Les 15 et 16 juin, les Allemands attaquent le lieu de regroupement des résistants FTP sur le plateau d’Uchon (Saône-et-Loire), près d’Autun. Le massif forestier de Vauvillard voit la mort de douze maquisards et la dispersion du maquis Valmy.

Plusieurs attaques se produisent ensuite entre Mâcon et Tournus : le 21 juin, une première fois sur le maquis d’Azé ; le 1er juillet, sur le maquis de Laives, avant un nouvel affrontement à Azé ; le 2 juillet, sur le maquis de Brancion.

Du 12 au 14 juillet, puis les 28 et 29, Anost subit plusieurs opérations "antiterroristes". La première attaque n’engendre que trois blessés chez les hommes du maquis "Socrate". Mais les jours suivants, les troupes nazies se vengent sur les habitants du village, tuant trois jeunes gens et déportant le secrétaire de mairie. Fin juillet, 150 allemands reviennent attaquer le maquis à la mitrailleuse et au mortier, sans perte pour la Résistance, mais 50 maisons furent pillées.

Vers la Libération

Avec le débarquement en Provence, le 15 août, la retraite de l’armée allemande s’accélère. La fuite des envahisseurs se complique avec des sabotages sur les voies de communication. Le département est libéré en moins d’une semaine. Les dernières troupes partent de Villefranche-sur-Saône le 3 septembre ; le 10 septembre, Autun et sa région sont libérés. Fin août, les allemands, privés de moyens logistiques, cessent de déporter les détenus de la prison de Chalon-sur-Saône. Ils décident alors de les abattre : le 26 août, 37 hommes périssent sous les balles à Châtenoy-le-Royal, Crissey, Fragnes, La Loyère ou Mellecey.

Mais le départ des troupes « vert de gris » ne se fait pas gentiment partout, sauf à Mâcon, le 4 septembre. Hélas, ce ne sera pas le cas pour Tournus, Sennecey-le-Grand, Montceau-les-Mines et Autun. Le 4 septembre, Tournus et Sennecey sont libérés après de sérieux combats, tout comme Chalon-sur-Saône, le lendemain. Avant de partir, les allemands font sauter tous les ponts. Sauf un qui ne figure pas sur les cartes ; et qui permet aux armées américaines et aux régiments de Résistance de partir à leur poursuite.
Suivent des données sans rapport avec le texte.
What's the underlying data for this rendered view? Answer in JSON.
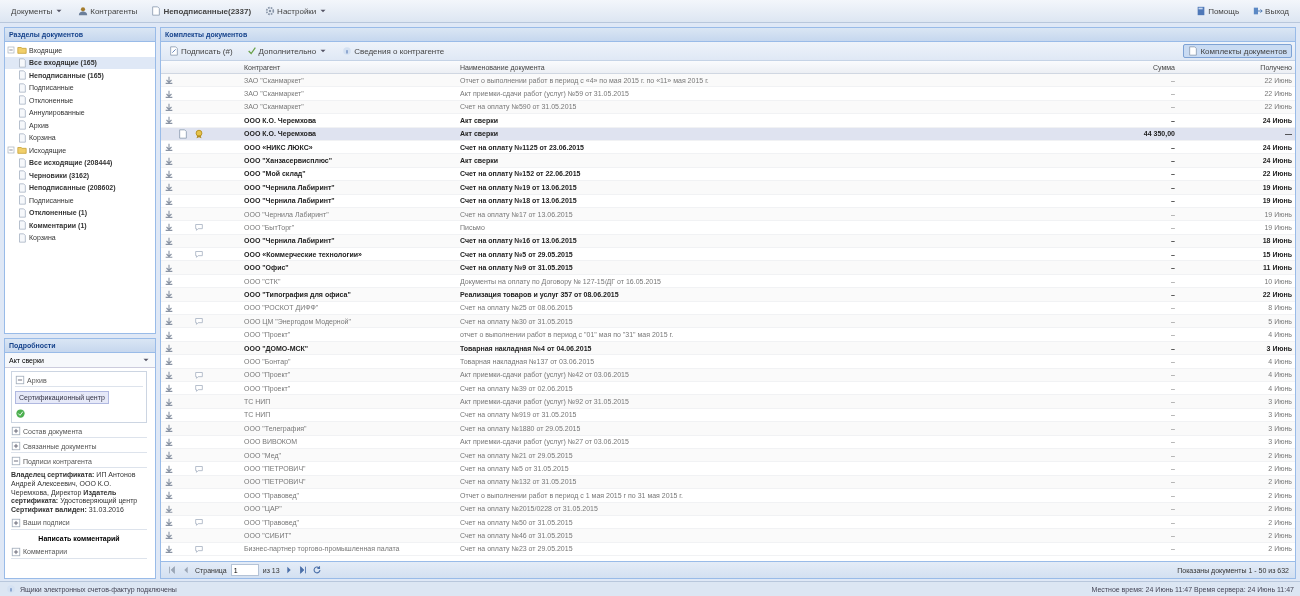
{
  "top_menu": [
    {
      "label": "Документы",
      "dropdown": true,
      "bold": false
    },
    {
      "label": "Контрагенты",
      "dropdown": false,
      "bold": false
    },
    {
      "label": "Неподписанные(2337)",
      "dropdown": false,
      "bold": true
    },
    {
      "label": "Настройки",
      "dropdown": true,
      "bold": false
    }
  ],
  "top_right": [
    {
      "label": "Помощь"
    },
    {
      "label": "Выход"
    }
  ],
  "sections_panel": {
    "title": "Разделы документов",
    "tree": [
      {
        "label": "Входящие",
        "bold": false,
        "selected": false,
        "expanded": true,
        "children": [
          {
            "label": "Все входящие (165)",
            "bold": true,
            "selected": true
          },
          {
            "label": "Неподписанные (165)",
            "bold": true,
            "selected": false
          },
          {
            "label": "Подписанные",
            "bold": false,
            "selected": false
          },
          {
            "label": "Отклоненные",
            "bold": false,
            "selected": false
          },
          {
            "label": "Аннулированные",
            "bold": false,
            "selected": false
          },
          {
            "label": "Архив",
            "bold": false,
            "selected": false
          },
          {
            "label": "Корзина",
            "bold": false,
            "selected": false
          }
        ]
      },
      {
        "label": "Исходящие",
        "bold": false,
        "selected": false,
        "expanded": true,
        "children": [
          {
            "label": "Все исходящие (208444)",
            "bold": true,
            "selected": false
          },
          {
            "label": "Черновики (3162)",
            "bold": true,
            "selected": false
          },
          {
            "label": "Неподписанные (208602)",
            "bold": true,
            "selected": false
          },
          {
            "label": "Подписанные",
            "bold": false,
            "selected": false
          },
          {
            "label": "Отклоненные (1)",
            "bold": true,
            "selected": false
          },
          {
            "label": "Комментарии (1)",
            "bold": true,
            "selected": false
          },
          {
            "label": "Корзина",
            "bold": false,
            "selected": false
          }
        ]
      }
    ]
  },
  "details_panel": {
    "title": "Подробности",
    "doc_select": "Акт сверки",
    "image_section": "Архив",
    "stamp": "Сертификационный центр",
    "sections": [
      {
        "label": "Состав документа",
        "expanded": false
      },
      {
        "label": "Связанные документы",
        "expanded": false
      },
      {
        "label": "Подписи контрагента",
        "expanded": true
      }
    ],
    "cert_lines": [
      {
        "term": "Владелец сертификата:",
        "value": "ИП Антонов Андрей Алексеевич, ООО К.О. Черемхова, Директор"
      },
      {
        "term": "Издатель сертификата:",
        "value": "Удостоверяющий центр"
      },
      {
        "term": "Сертификат валиден:",
        "value": "31.03.2016"
      }
    ],
    "own_signatures": "Ваши подписи",
    "comment_button": "Написать комментарий",
    "comments": "Комментарии"
  },
  "grid": {
    "title": "Комплекты документов",
    "toolbar": [
      {
        "label": "Подписать (#)",
        "dropdown": false
      },
      {
        "label": "Дополнительно",
        "dropdown": true
      },
      {
        "label": "Сведения о контрагенте",
        "dropdown": false
      }
    ],
    "toggle_button": {
      "label": "Комплекты документов",
      "selected": true
    },
    "columns": [
      "Контрагент",
      "Наименование документа",
      "Сумма",
      "Получено"
    ],
    "rows": [
      {
        "kind": "received",
        "comment": false,
        "unread": false,
        "selected": false,
        "counterparty": "ЗАО \"Сканмаркет\"",
        "document": "Отчет о выполнении работ в период с «4» по мая 2015 г. по «11» мая 2015 г.",
        "amount": "–",
        "date": "22 Июнь"
      },
      {
        "kind": "received",
        "comment": false,
        "unread": false,
        "selected": false,
        "counterparty": "ЗАО \"Сканмаркет\"",
        "document": "Акт приемки-сдачи работ (услуг) №59 от 31.05.2015",
        "amount": "–",
        "date": "22 Июнь"
      },
      {
        "kind": "received",
        "comment": false,
        "unread": false,
        "selected": false,
        "counterparty": "ЗАО \"Сканмаркет\"",
        "document": "Счет на оплату №590 от 31.05.2015",
        "amount": "–",
        "date": "22 Июнь"
      },
      {
        "kind": "received",
        "comment": false,
        "unread": true,
        "selected": false,
        "counterparty": "ООО К.О. Черемхова",
        "document": "Акт сверки",
        "amount": "–",
        "date": "24 Июнь"
      },
      {
        "kind": "signed",
        "comment": false,
        "unread": true,
        "selected": true,
        "counterparty": "ООО К.О. Черемхова",
        "document": "Акт сверки",
        "amount": "44 350,00",
        "date": "—"
      },
      {
        "kind": "received",
        "comment": false,
        "unread": true,
        "selected": false,
        "counterparty": "ООО «НИКС ЛЮКС»",
        "document": "Счет на оплату №1125 от 23.06.2015",
        "amount": "–",
        "date": "24 Июнь"
      },
      {
        "kind": "received",
        "comment": false,
        "unread": true,
        "selected": false,
        "counterparty": "ООО \"Ханзасервисплюс\"",
        "document": "Акт сверки",
        "amount": "–",
        "date": "24 Июнь"
      },
      {
        "kind": "received",
        "comment": false,
        "unread": true,
        "selected": false,
        "counterparty": "ООО \"Мой склад\"",
        "document": "Счет на оплату №152 от 22.06.2015",
        "amount": "–",
        "date": "22 Июнь"
      },
      {
        "kind": "received",
        "comment": false,
        "unread": true,
        "selected": false,
        "counterparty": "ООО \"Чернила Лабиринт\"",
        "document": "Счет на оплату №19 от 13.06.2015",
        "amount": "–",
        "date": "19 Июнь"
      },
      {
        "kind": "received",
        "comment": false,
        "unread": true,
        "selected": false,
        "counterparty": "ООО \"Чернила Лабиринт\"",
        "document": "Счет на оплату №18 от 13.06.2015",
        "amount": "–",
        "date": "19 Июнь"
      },
      {
        "kind": "received",
        "comment": false,
        "unread": false,
        "selected": false,
        "counterparty": "ООО \"Чернила Лабиринт\"",
        "document": "Счет на оплату №17 от 13.06.2015",
        "amount": "–",
        "date": "19 Июнь"
      },
      {
        "kind": "received",
        "comment": true,
        "unread": false,
        "selected": false,
        "counterparty": "ООО \"БытТорг\"",
        "document": "Письмо",
        "amount": "–",
        "date": "19 Июнь"
      },
      {
        "kind": "received",
        "comment": false,
        "unread": true,
        "selected": false,
        "counterparty": "ООО \"Чернила Лабиринт\"",
        "document": "Счет на оплату №16 от 13.06.2015",
        "amount": "–",
        "date": "18 Июнь"
      },
      {
        "kind": "received",
        "comment": true,
        "unread": true,
        "selected": false,
        "counterparty": "ООО «Коммерческие технологии»",
        "document": "Счет на оплату №5 от 29.05.2015",
        "amount": "–",
        "date": "15 Июнь"
      },
      {
        "kind": "received",
        "comment": false,
        "unread": true,
        "selected": false,
        "counterparty": "ООО \"Офис\"",
        "document": "Счет на оплату №9 от 31.05.2015",
        "amount": "–",
        "date": "11 Июнь"
      },
      {
        "kind": "received",
        "comment": false,
        "unread": false,
        "selected": false,
        "counterparty": "ООО \"СТК\"",
        "document": "Документы на оплату по Договору № 127-15/ДГ от 16.05.2015",
        "amount": "–",
        "date": "10 Июнь"
      },
      {
        "kind": "received",
        "comment": false,
        "unread": true,
        "selected": false,
        "counterparty": "ООО \"Типография для офиса\"",
        "document": "Реализация товаров и услуг 357 от 08.06.2015",
        "amount": "–",
        "date": "22 Июнь"
      },
      {
        "kind": "received",
        "comment": false,
        "unread": false,
        "selected": false,
        "counterparty": "ООО \"РОСКОТ ДИФФ\"",
        "document": "Счет на оплату №25 от 08.06.2015",
        "amount": "–",
        "date": "8 Июнь"
      },
      {
        "kind": "received",
        "comment": true,
        "unread": false,
        "selected": false,
        "counterparty": "ООО ЦМ \"Энергодом Модерной\"",
        "document": "Счет на оплату №30 от 31.05.2015",
        "amount": "–",
        "date": "5 Июнь"
      },
      {
        "kind": "received",
        "comment": false,
        "unread": false,
        "selected": false,
        "counterparty": "ООО \"Проект\"",
        "document": "отчет о выполнении работ в период с \"01\" мая по \"31\" мая 2015 г.",
        "amount": "–",
        "date": "4 Июнь"
      },
      {
        "kind": "received",
        "comment": false,
        "unread": true,
        "selected": false,
        "counterparty": "ООО \"ДОМО-МСК\"",
        "document": "Товарная накладная №4 от 04.06.2015",
        "amount": "–",
        "date": "3 Июнь"
      },
      {
        "kind": "received",
        "comment": false,
        "unread": false,
        "selected": false,
        "counterparty": "ООО \"Бонтар\"",
        "document": "Товарная накладная №137 от 03.06.2015",
        "amount": "–",
        "date": "4 Июнь"
      },
      {
        "kind": "received",
        "comment": true,
        "unread": false,
        "selected": false,
        "counterparty": "ООО \"Проект\"",
        "document": "Акт приемки-сдачи работ (услуг) №42 от 03.06.2015",
        "amount": "–",
        "date": "4 Июнь"
      },
      {
        "kind": "received",
        "comment": true,
        "unread": false,
        "selected": false,
        "counterparty": "ООО \"Проект\"",
        "document": "Счет на оплату №39 от 02.06.2015",
        "amount": "–",
        "date": "4 Июнь"
      },
      {
        "kind": "received",
        "comment": false,
        "unread": false,
        "selected": false,
        "counterparty": "ТС НИП",
        "document": "Акт приемки-сдачи работ (услуг) №92 от 31.05.2015",
        "amount": "–",
        "date": "3 Июнь"
      },
      {
        "kind": "received",
        "comment": false,
        "unread": false,
        "selected": false,
        "counterparty": "ТС НИП",
        "document": "Счет на оплату №919 от 31.05.2015",
        "amount": "–",
        "date": "3 Июнь"
      },
      {
        "kind": "received",
        "comment": false,
        "unread": false,
        "selected": false,
        "counterparty": "ООО \"Телеграфия\"",
        "document": "Счет на оплату №1880 от 29.05.2015",
        "amount": "–",
        "date": "3 Июнь"
      },
      {
        "kind": "received",
        "comment": false,
        "unread": false,
        "selected": false,
        "counterparty": "ООО ВИВОКОМ",
        "document": "Акт приемки-сдачи работ (услуг) №27 от 03.06.2015",
        "amount": "–",
        "date": "3 Июнь"
      },
      {
        "kind": "received",
        "comment": false,
        "unread": false,
        "selected": false,
        "counterparty": "ООО \"Мед\"",
        "document": "Счет на оплату №21 от 29.05.2015",
        "amount": "–",
        "date": "2 Июнь"
      },
      {
        "kind": "received",
        "comment": true,
        "unread": false,
        "selected": false,
        "counterparty": "ООО \"ПЕТРОВИЧ\"",
        "document": "Счет на оплату №5 от 31.05.2015",
        "amount": "–",
        "date": "2 Июнь"
      },
      {
        "kind": "received",
        "comment": false,
        "unread": false,
        "selected": false,
        "counterparty": "ООО \"ПЕТРОВИЧ\"",
        "document": "Счет на оплату №132 от 31.05.2015",
        "amount": "–",
        "date": "2 Июнь"
      },
      {
        "kind": "received",
        "comment": false,
        "unread": false,
        "selected": false,
        "counterparty": "ООО \"Правовед\"",
        "document": "Отчет о выполнении работ в период с 1 мая 2015 г по 31 мая 2015 г.",
        "amount": "–",
        "date": "2 Июнь"
      },
      {
        "kind": "received",
        "comment": false,
        "unread": false,
        "selected": false,
        "counterparty": "ООО \"ЦАР\"",
        "document": "Счет на оплату №2015/0228 от 31.05.2015",
        "amount": "–",
        "date": "2 Июнь"
      },
      {
        "kind": "received",
        "comment": true,
        "unread": false,
        "selected": false,
        "counterparty": "ООО \"Правовед\"",
        "document": "Счет на оплату №50 от 31.05.2015",
        "amount": "–",
        "date": "2 Июнь"
      },
      {
        "kind": "received",
        "comment": false,
        "unread": false,
        "selected": false,
        "counterparty": "ООО \"СИБИТ\"",
        "document": "Счет на оплату №46 от 31.05.2015",
        "amount": "–",
        "date": "2 Июнь"
      },
      {
        "kind": "received",
        "comment": true,
        "unread": false,
        "selected": false,
        "counterparty": "Бизнес-партнер торгово-промышленная палата",
        "document": "Счет на оплату №23 от 29.05.2015",
        "amount": "–",
        "date": "2 Июнь"
      }
    ],
    "pager": {
      "page_label": "Страница",
      "page": "1",
      "of": "из 13"
    },
    "summary": "Показаны документы 1 - 50 из 632"
  },
  "status_bar": {
    "left": "Ящики электронных счетов-фактур подключены",
    "right": "Местное время: 24 Июнь 11:47 Время сервера: 24 Июнь 11:47"
  }
}
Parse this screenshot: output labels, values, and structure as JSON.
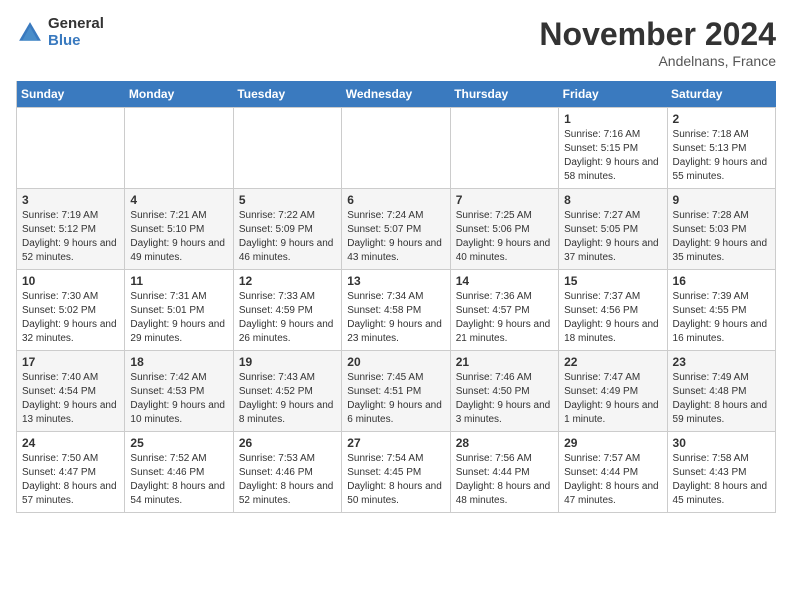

Du 5 au 7 septembre, à Bourbon-Lancy, Digoin, au Creusot, à Montchanin, Montceau-les-Mines, Blanzy et Saint-Vallier, les Allemands sont chassés face à la progression des Alliés et la pression des FFI. Du 8 au 10 septembre, Autun connaît d’importants combats, avec un coût humain énorme : 200 morts, 500 blessés et 3.500 prisonniers côté allemand, contre une centaine de morts et des dizaines de blessés côté français.